Humboldt Cutthroat

Oncorhynchus clarki spp. 
Introduction:  The Humboldt Cutthroat is a minor supspecies of Lahontan Cutthroat that is native to the Humboldt River drainage in Neveda.  It is beleived that during wet years this fish held as much as 2,210 miles of stream habitat, which today has been reduced to somewhere around 180 and 250 miles and 71 different streams.  Due to the region that it lives in this trout has become very well adapted to life in unstable stream environments, where flows and temperatures may fluctuate to a high degree.  This has most likely been the on thing that has saved the Humboldt Cutthroat from the extinction because most nonative trout cannot survive under these conditions so there has been very little hybridization.  If fact today there are only four streams in the upper Humboldt River drainage that are known to contain rainbow-cutthroat hybrids.  Like many trout in arid parts of the Western United States, cattle grazing has had a major impact on the populations of Humboldt Cutthroat by increasing the sediment load and destroying vegatation in the riparian zone.  This could easily be seen in the stream that I found this trout in, where cattle had caved the banks of the stream in causing it to run murky an cut itself into a 10 foot deep canyon.  Other major causes of the decline of the Humboldt Cutthroat that have lead to it begining listed as threatened under the Endangered Species Act include water diversion and mining.  Today the US Forest Service and Bureau of Land Management have began to create fenced off enclosures around the ripirian zone of streams containing this fish so that the streams can begin  to recover.
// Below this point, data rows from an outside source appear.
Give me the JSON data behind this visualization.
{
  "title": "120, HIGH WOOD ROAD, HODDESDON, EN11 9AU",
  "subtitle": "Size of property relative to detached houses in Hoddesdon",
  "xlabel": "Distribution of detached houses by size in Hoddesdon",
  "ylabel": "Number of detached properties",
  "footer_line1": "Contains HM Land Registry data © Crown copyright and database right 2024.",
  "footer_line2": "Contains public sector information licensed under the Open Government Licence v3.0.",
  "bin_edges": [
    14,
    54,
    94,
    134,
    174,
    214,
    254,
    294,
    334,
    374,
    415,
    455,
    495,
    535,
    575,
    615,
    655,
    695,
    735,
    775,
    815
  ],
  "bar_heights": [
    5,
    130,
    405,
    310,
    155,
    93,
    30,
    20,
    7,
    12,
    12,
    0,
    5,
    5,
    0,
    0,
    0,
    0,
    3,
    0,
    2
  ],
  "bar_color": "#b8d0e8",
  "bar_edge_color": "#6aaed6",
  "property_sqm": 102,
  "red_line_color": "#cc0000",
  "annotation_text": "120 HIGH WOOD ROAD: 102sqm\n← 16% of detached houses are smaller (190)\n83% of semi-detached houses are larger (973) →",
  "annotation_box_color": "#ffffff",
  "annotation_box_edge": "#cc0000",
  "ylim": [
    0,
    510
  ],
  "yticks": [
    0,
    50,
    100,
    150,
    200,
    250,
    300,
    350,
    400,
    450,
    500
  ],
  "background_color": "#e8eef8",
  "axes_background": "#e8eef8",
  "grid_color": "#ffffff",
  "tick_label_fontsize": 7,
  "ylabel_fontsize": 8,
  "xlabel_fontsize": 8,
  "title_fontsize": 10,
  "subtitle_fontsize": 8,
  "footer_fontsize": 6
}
Description:  The Humboldt Cutthroat tends to have a high degree of variation from one population to the next, due to isolation.  Most streams that hold this trout dry up in the desert before conecting to larger streams in the drainage.  The coloration of this trout tends to be bronze or copper with some hints of yellow.  The Humboldt Cutthroat also tends have a redish colored stripe along part of their lateral line. These trout tend to be more sparsely spotted than the lahontan cutthroat and their spots are fairly evenly distributed across their bodies.  An interesting trait common to the Humboldt Cutthroat is the presence of spots around their eyes.